Objectives A number of individuals have acquired lymphogranuloma venereum (LGV) infection multiple times since its re-emergence. We describe the characteristics of reinfections and those who acquire them.

Methods The LGV Enhanced Surveillance system collected detailed information on LGV episodes in the UK from 2004 to 2010. Using logistic regression we compared the baseline characteristics of men who have sex with men (MSM) who had a repeat LGV episode (‘repeaters’) to MSM with a single reported episode (‘non-repeaters’).

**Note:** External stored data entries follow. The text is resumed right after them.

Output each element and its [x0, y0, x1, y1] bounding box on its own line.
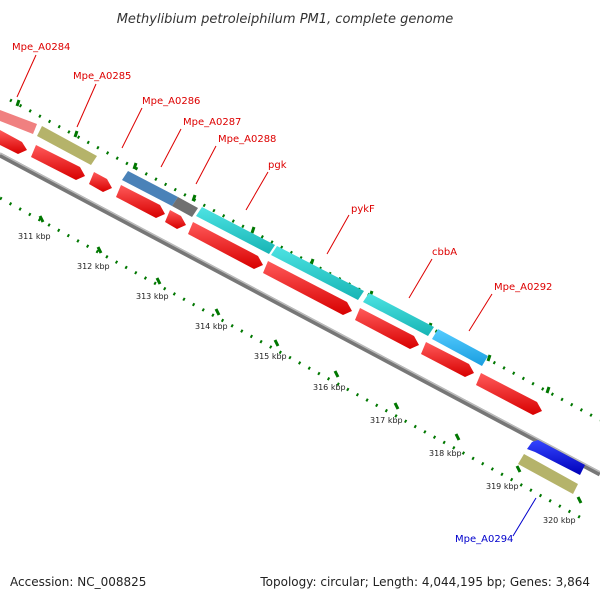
tick-label: 315 kbp [254, 352, 287, 361]
gene-label[interactable]: Mpe_A0292 [494, 282, 552, 293]
gene-label[interactable]: Mpe_A0294 [455, 534, 513, 545]
gene-label[interactable]: Mpe_A0284 [12, 42, 70, 53]
tick-label: 319 kbp [486, 482, 519, 491]
feature-bar [432, 329, 488, 366]
reverse-track [518, 440, 585, 494]
genome-backbone-highlight [0, 152, 600, 473]
gene-label[interactable]: Mpe_A0286 [142, 96, 200, 107]
gene-labels: Mpe_A0284 Mpe_A0285 Mpe_A0286 Mpe_A0287 … [12, 42, 552, 545]
gene-label[interactable]: cbbA [432, 247, 457, 258]
cds-arrow [31, 145, 85, 180]
inner-major-ticks [38, 215, 583, 504]
feature-bar [363, 293, 434, 336]
gene-label[interactable]: Mpe_A0285 [73, 71, 131, 82]
forward-label-leaders [16, 54, 493, 332]
reverse-feature-bar [518, 454, 578, 494]
tick-label: 316 kbp [313, 383, 346, 392]
cds-arrow [188, 222, 263, 269]
cds-arrow [0, 130, 27, 154]
genome-backbone [0, 152, 600, 477]
cds-arrow [165, 210, 186, 229]
feature-bar [0, 110, 37, 134]
accession-text: Accession: NC_008825 [10, 575, 146, 589]
cds-arrow [421, 342, 474, 377]
map-title: Methylibium petroleiphilum PM1, complete… [117, 12, 454, 27]
cds-arrow [89, 172, 112, 192]
tick-label: 313 kbp [136, 292, 169, 301]
gene-label[interactable]: Mpe_A0287 [183, 117, 241, 128]
feature-bar [196, 207, 275, 254]
feature-track [0, 110, 488, 366]
kbp-tick-labels: 311 kbp 312 kbp 313 kbp 314 kbp 315 kbp … [18, 232, 576, 525]
outer-major-ticks [15, 99, 551, 394]
tick-label: 320 kbp [543, 516, 576, 525]
feature-bar [271, 246, 364, 300]
reverse-label-leader [512, 497, 537, 537]
cds-arrow [263, 261, 352, 315]
feature-bar [122, 171, 178, 206]
tick-label: 318 kbp [429, 449, 462, 458]
tick-label: 312 kbp [77, 262, 110, 271]
cds-arrow [355, 308, 419, 349]
tick-label: 317 kbp [370, 416, 403, 425]
inner-tick-track [0, 196, 586, 522]
gene-label[interactable]: pgk [268, 160, 287, 171]
gene-label[interactable]: Mpe_A0288 [218, 134, 276, 145]
tick-label: 314 kbp [195, 322, 228, 331]
cds-arrow [116, 185, 165, 218]
reverse-cds-arrow [527, 440, 585, 475]
tick-label: 311 kbp [18, 232, 51, 241]
outer-tick-track [9, 98, 600, 422]
feature-bar [37, 126, 97, 165]
feature-bar [172, 197, 198, 217]
topology-summary: Topology: circular; Length: 4,044,195 bp… [259, 575, 590, 589]
cds-arrow [476, 373, 542, 415]
forward-cds-track [0, 130, 542, 415]
gene-label[interactable]: pykF [351, 204, 375, 215]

Results There were 66 individuals among the 1281 MSM (5.2%) with LGV episode who had a recorded reinfection during the data collection period. Those who acquired LGV reinfection were more likely to be HIV positive (97% vs 79%), visit a clinic in London (OR 2.0, 95% CI 1.1 to 3.8), and have hepatitis C (OR 2.2, 95% CI 1.1 to 4.6) or concurrent gonorrhoea (OR 2.2, 95% CI 1.2 to 3.8) on their first recorded LGV episode. Repeaters reported higher levels of unprotected sex, but behavioural variables were not significantly different between repeaters and non-repeaters.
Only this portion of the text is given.